USA

FPC Issues Brief Defending Its Win Against NY Carry Restrictions

The Firearms Policy Coalition is one of the many gun rights groups out there that seems to have stepped up their game while the NRA was embroiled in a fight for its very existence. It takes on a lot of fights in the courts and on social media, with some unconventional tactics on the latter.

Let’s just say I’m a fan.

In the courtroom, though, they’re notching plenty of wins, and that includes one against New York’s unconstitutional carry restrictions. Now, they’re defending that win as things move to the next level.

Today, Firearms Policy Coalition (FPC) announced that it filed its answering brief with the federal Court of Appeals for the Second Circuit in Christian v. James, an FPC Law case that challenges New York’s laws banning firearms on all publicly accessible private property without the express consent of the owner. 

These accelerated appellate proceedings closely follow the Western District of New York’s judgment in favor of the FPC plaintiffs just two months ago in January. This brief can be viewed at firearmspolicy.org/boron.

New York’s ban “implicates the plain text of the Second Amendment by regulating where firearms may lawfully be carried. And it cannot be reconciled with the historic principles underlying the Second Amendment,” argues the brief. “This Court already has held that the State is unlikely to be able to justify the law historically. The Court should now hold that its prediction was correct.”

“We are committed to putting an end to this immoral and unconstitutional law, whatever it takes, and this brief is an important step to that end,” said FPC President Brandon Combs. “This outrageous regulatory scheme simply cannot pass constitutional muster and the Second Circuit should hold as much without delay.”

This is one of what FPC refers to as their “high-impact strategic litigation program,” where they target particularly unjust laws and try to take them down so as to maximize personal liberty throughout the nation.

It’s a smart strategy, especially because the rulings rarely just affect the law in question.

While the Bruen decision did say it was constitutional to ban guns in certain “sensitive places,” it also warned against New York making the entire island of Manhattan a gun-free zone. However, the way New York responded adheres to the letter of that but not the spirit. It’s like they couldn’t understand the point Justice Clarence Thomas was trying to make there.
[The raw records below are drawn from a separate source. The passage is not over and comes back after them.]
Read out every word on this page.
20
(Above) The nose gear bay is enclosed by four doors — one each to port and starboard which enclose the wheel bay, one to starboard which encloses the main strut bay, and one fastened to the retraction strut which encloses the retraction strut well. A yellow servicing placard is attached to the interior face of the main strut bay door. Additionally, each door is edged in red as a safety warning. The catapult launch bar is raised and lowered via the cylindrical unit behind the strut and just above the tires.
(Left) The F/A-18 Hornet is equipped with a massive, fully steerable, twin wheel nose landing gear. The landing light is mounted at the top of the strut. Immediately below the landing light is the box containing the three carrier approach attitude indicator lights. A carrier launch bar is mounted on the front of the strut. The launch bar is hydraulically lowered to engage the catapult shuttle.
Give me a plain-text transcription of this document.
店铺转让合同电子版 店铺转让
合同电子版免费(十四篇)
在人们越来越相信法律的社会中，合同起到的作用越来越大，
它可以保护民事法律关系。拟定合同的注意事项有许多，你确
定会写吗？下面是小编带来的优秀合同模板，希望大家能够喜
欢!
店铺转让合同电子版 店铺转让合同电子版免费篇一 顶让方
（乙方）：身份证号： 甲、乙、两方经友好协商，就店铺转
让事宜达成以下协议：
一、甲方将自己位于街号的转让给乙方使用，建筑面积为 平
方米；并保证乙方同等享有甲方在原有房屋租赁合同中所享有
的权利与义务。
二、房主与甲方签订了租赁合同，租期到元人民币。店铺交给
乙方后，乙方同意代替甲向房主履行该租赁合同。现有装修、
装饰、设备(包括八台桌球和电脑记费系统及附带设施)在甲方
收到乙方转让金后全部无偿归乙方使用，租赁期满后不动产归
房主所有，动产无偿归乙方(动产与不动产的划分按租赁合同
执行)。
Further, let’s also note that no other right is considered prohibited on private property without the express permission of the owner. In all other cases, the presumption is that your rights are intact until and unless the owner says otherwise. You’re presumed to have free speech until you say something the owner doesn’t like and asks you to either stop or leave. You aren’t presumed to be unable to pray over your meal in a restaurant without the owner’s permission, either.

Why do guns get treated differently from other rights preserved in the Constitution?

The short answer is that they shouldn’t be. This is why Second Amendment rights are said to be treated as second-class rights, and that should end. FPC is clearly doing their part to make that happen.